/ 15 July 1994

Hidden Misery Behind SA’s Golden Heritage

As a new government commission prepares to examine mine safety, Vuyo Mvoko speaks to a victim of a mining disaster

A WARD at the Rand Mutual mine hospital in Johannesburg has, for nearly a quarter of a century, been “home” to paralysed migrant miner Marcelino Kangombe.

In 1971, he had been employed for only seven months when an underground rockburst at the Roodepoort Durban Deep mine left him paralysed from the neck down, sentencing him to life in an electric wheelchair.

In all the years he has been in hospital, he has not seen his wife or his son, who is now 29 years old. Kangombe left them at home in Owambo, Angola, and came to look for work in South African mines. He doesn’t even know whether they are alive or dead; he has heard of the civil war ravaging Angola.

“I pray to God to save at least those two souls, so I can see them when I return.”

Kangombe persistently wrote numerous letters to his family. All were returned undelivered, as letters were not delivered in the war-torn areas.

The hospital feeds him, and with the R500 disability grant he gets from the mine each month he has bought himself a hi-fi, mbube music cassettes and clothes.

Speaking in fanagalo, the mineworkers’ lingo, he said: “I can wear these clothes but women don’t see me. My son will never be able to inherit them either.”

To add to Kangombe’s troubles, he has heard Durban Deep is going to close, and he does not know what is going to happen to him then.

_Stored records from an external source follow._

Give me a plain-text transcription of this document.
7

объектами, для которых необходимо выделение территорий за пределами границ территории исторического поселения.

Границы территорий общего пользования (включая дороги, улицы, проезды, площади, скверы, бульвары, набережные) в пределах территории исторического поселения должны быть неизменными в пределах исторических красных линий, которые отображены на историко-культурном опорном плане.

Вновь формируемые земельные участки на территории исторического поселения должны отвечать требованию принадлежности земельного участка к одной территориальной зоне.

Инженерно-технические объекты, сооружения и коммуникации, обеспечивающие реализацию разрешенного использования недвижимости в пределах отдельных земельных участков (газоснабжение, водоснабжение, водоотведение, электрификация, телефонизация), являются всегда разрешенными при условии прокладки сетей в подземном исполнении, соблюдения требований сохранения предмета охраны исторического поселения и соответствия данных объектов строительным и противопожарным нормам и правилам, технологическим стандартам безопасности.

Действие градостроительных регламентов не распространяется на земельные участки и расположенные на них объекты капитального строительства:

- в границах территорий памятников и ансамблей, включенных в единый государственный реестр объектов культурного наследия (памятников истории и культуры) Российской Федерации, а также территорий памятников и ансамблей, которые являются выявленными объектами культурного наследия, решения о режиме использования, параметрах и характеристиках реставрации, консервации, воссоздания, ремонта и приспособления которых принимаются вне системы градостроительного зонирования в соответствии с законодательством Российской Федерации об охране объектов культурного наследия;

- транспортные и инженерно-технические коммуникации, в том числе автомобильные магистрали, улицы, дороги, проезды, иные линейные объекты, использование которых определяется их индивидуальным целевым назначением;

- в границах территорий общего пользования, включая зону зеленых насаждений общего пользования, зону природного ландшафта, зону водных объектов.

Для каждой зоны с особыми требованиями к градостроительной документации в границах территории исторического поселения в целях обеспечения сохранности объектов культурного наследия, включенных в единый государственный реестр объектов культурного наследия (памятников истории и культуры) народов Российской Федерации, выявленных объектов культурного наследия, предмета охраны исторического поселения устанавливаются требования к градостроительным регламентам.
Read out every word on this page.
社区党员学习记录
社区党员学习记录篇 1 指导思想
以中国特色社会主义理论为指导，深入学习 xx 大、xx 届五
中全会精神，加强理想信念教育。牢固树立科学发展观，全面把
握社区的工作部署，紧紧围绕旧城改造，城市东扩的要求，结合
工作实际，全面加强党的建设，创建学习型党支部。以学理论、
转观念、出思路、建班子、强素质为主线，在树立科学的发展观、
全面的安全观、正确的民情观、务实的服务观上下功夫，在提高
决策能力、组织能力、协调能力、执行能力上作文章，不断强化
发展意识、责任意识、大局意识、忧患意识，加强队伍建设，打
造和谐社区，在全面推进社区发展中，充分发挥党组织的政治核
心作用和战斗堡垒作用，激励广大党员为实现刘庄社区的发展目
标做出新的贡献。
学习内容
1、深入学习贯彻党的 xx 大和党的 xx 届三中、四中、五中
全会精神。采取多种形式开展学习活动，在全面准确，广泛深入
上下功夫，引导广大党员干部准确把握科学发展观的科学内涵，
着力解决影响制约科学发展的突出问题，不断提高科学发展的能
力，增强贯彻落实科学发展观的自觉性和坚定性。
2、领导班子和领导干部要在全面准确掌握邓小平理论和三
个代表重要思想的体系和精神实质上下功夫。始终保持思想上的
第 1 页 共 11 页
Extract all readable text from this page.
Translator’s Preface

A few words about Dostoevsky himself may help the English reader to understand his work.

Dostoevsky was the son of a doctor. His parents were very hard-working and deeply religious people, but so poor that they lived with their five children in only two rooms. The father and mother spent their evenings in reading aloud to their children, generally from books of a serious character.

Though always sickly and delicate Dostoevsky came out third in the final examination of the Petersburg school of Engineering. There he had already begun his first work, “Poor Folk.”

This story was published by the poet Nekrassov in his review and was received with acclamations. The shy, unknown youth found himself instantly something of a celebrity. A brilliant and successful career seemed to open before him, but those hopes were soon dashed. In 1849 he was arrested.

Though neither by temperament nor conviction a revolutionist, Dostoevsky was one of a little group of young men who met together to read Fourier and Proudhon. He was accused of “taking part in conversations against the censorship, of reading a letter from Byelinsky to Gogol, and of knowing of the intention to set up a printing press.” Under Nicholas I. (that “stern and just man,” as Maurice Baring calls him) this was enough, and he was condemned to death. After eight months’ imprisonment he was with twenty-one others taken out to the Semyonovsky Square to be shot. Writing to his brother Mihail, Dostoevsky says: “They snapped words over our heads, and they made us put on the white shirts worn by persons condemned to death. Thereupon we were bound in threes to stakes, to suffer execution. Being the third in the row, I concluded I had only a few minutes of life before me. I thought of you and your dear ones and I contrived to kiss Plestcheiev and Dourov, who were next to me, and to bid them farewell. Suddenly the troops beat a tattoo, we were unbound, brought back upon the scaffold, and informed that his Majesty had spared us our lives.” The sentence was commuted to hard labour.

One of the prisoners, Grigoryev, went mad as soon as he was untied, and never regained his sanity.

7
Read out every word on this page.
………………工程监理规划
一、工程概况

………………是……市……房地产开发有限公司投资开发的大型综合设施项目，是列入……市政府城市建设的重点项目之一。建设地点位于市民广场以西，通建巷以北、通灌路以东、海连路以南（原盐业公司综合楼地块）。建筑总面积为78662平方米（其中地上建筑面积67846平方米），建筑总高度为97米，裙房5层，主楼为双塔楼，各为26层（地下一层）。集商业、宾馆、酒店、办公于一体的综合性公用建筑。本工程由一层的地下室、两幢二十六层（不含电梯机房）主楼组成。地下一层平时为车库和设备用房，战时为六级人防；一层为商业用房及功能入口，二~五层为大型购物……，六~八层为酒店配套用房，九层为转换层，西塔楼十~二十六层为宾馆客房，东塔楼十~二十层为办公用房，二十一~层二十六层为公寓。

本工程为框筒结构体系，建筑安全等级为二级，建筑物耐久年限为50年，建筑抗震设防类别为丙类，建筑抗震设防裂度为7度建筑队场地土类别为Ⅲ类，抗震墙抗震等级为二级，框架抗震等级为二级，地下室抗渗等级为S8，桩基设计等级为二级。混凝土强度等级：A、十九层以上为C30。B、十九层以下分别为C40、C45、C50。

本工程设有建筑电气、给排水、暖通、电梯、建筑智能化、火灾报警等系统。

He said doctors at the hospital were concerned about sending him home because of the uncertainty in Angola: “Otherwise, me, I want to go now.”

There are thousands of mine accident victims like Kangombe. Several hundred of them are to march on the Mineral and Energy Affairs’ offices in Johannesburg tomorrow. They aim to highlight their plight ahead of the opening on Monday of a government- appointed commission of inquiry into health and safety standards in South African mines.

It will mark the start of the 300 000-strong National Union of Mineworkers’ (NUM) mine safety campaign. Last year alone, of the 600 000 workers employed in the mining industry, 578 died and 8 532 were seriously injured in mine accidents.

Since the turn of the century, more than 69 000 mineworkers have died and more than a million have been seriously injured, according to NUM figures.

The commission of inquiry, chaired by retired judge Raymond Leon, consists of the United Kingdom’s ex-chief inspector of mines and quarries, Albert Davies; the United States’s Colorado School of Mines’ Miklos Salamon and South African occupational diseases specialist Anthony Davies.

After investigating the legal regulation of health and safety in mines the commission will make recommendations to the state president on the implementation and enforcement of improvements.

After barring journalists from going underground only two weeks ago, the Chamber of Mines this week laid on a two-day programme for them, to explain the “extremely complicated nature of the NUM’s recommendations”.

The NUM wants mine safety to override all economic arguments put forward by the mine managements, the union said in a statement this week.

In gold mines _ which employ 400 000 mainly unskilled workers _ most deaths are caused by rockfalls and rockbursts. The union says underground support techniques are inadequate. Some miners work at depths of between 3 000 and 3 500 metres; more than 30 have died in each of the six major disasters that have occurred in the past 10 years.

The NUM says workers have declared war on mine managements’ attitude of “work now, complain later”.

The union wants workers to have the right to refuse to do work or use equipment they believe is a threat to their safety. This includes exposure to chemicals, radiation, dust, noise and fumes.

Mine safety reform could mean considerable cost for the mining industry. But the NUM’s position is strengthened by a more labour-sensitive government now in power.

And with the recent readmission of South Africa to the International Labour Organisation, the government itself must now adhere to the ILO’s convention on mine health and safety, which the NUM helped formulate.